Tanpa terasa aku sudah tiga hari di kampung halaman. Dalam waktu tiga hari lagi juga aku akan menikah. Suasana rumah pun makin ramai. Sanak keluarga yang datang pun semakin banyak.
Bahkan sodara-sodara yang jauh sudah pada kumpul. Hatiku semakin tidak karuan. Karena dari penyambutan dan dari keruwetan yang aku lihat acara pernikahanku adalah yang paling meriah dari pada adik-adikku. Meskipun adik-adiku juga tak kalah meriah tentunya, tetapi untuk acaraku aku duga dan pastikan paling meriah. Bapak juga bilang kalau pernikahan aku adalah yang paling terakhir, sehingga beliau ingin membuat pesta rakyat ala keluarga ningrat, mungkin.
Dari hiburan saja Bapak bilang sampai membuang uang ratusan juta, belum untuk menu prasmanan ada tiga ekor sapi yang di sediakan. Jantungku semakin tidak karuan. Was-was kalau acaraku akan berujung seperti yang sudah-sudah. Tegang yang luar biasa, apalagi Aarav, calon suamiku itu selama aku pulang kampung hanya mengirim pesan sekali yaitu menanyakan sudah sampai belum, dan keadaan di kampung seperti apa. Aku balas pesanya, dan sampai sekarang tidak ada lagi pesan dari calon suamiku.

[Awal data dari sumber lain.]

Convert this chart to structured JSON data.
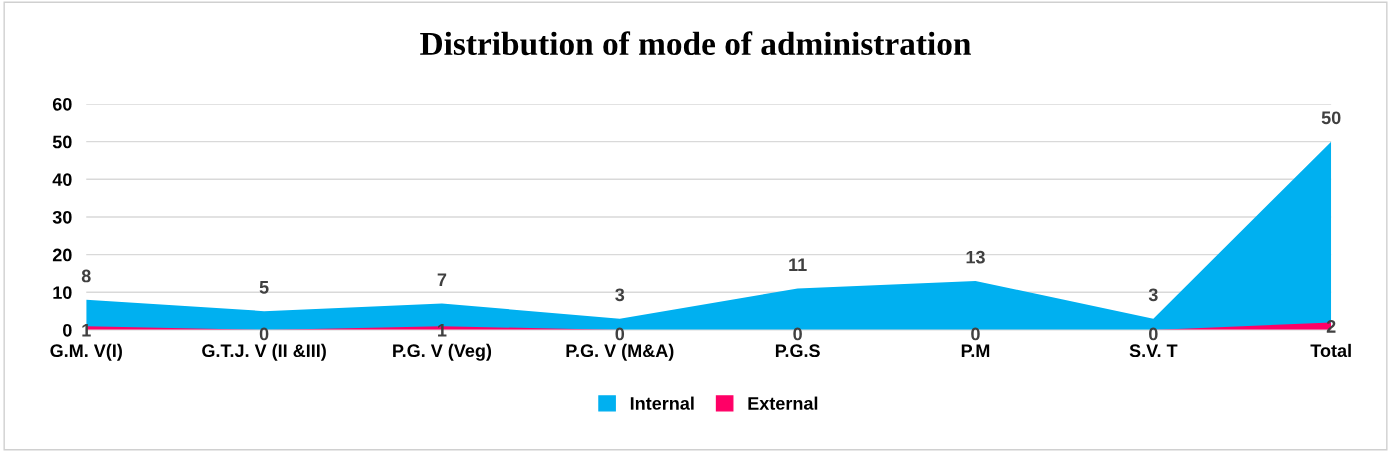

Aku melihat ponsel yang ada di tanganku. Satu pesan masuk dari Bapak. Sebetulnya aku malas ke luar kamar, kalau bukan yang penting-penting banget. Berhubung ini Bapak yang memanggil aku pun terpaksa menemui Bapak.
Aku menghentikan langkah, tepat di depan ruang keluarga. Kupingku dalam hitungan detik seketika memanas, dadaku juga seprti mau meledak.
"Denger-denger Lydia mau menikah sama duda."
"Pantes kebelet nikah, pasti yang lakinya nggak tahan lagi."
"Lagian nunggu yang perjaka mana ada yang mau sama yang udah tua, tenaganya kurang. Kalau duda kan sama-sama tua." (Suara cekikikan sang penggosip)
"Jadi penasaran kayak gimana calon suaminya. Jangan-jangan seumuran Pak Lurah."
"Aku malah curiga, kalau.Lydia itu udah hamil duluan. Mana tahan duda nggak minta DP, pasti juga dia udah di DP-in duluan, makanya buru-buru kebelet dihalalin biar nggak keburu malu."
"Biar Duda tapi kaya."
"Kaya beneran atau kaya maksa, paling juga ini mah Lydia yang modalin, mana mau dia kalah sama adek-adeknya. Makanya dia bikin pesta pernikahan yang lebih meriah. Nanti abis hajatan pusing bayar cicilan bank."
"Itu sih derita mereka."
Plakkkk... Plaakkkk... Pllaakkk.... Aku yang sudah sangat kesal mendengar gunjingan mereka langsung melampiaskan pada si biang gosip.
"Kalau ngomong kalian di jaga yah, Lyra, Lisa, Lika. Dari mana kalian yakin kalau apa yang kalian katakan itu benar?" tanyaku sembari menunjuk pada ke tiga adikku, dan juga pada tetangga yang tengah membungkusi kue untuk kendurenan.
"Lah, kan memang calon suami Mbak itu duda kan? Jadi mana yang nggak benar," timbal adikku yang paling bungsu, yang selalu membut aku naik darah. Eh bukan aku saja tapi kedua orang tuaku juga sama, memang kelakukan adikku yang nomor tiga itu sedikit sulit untuk dinasihati. Bahkan Bapak, dan Ibu saja kesulitan untuk menasihati Lyra. Apalagi aku udah jelas aku sangat kesusahan untuk membuat dia sadar.
"Memang calon suami aku duda, tapi poin yang lain kalian gosipin tidak benar semua," belaku. Rasanya hati ini sangat panas ketika calon suamiku digosipin yang tidak-tidak. Apalagi soal umur, justru aku minder karena pada kenyataanya umur aku lebih tua dari calon suamiku. Ah, lebih tepatnya aku dapat duren sawit sekaligus Bronis. (Duda keren sarang duit sekaligus berondong manis)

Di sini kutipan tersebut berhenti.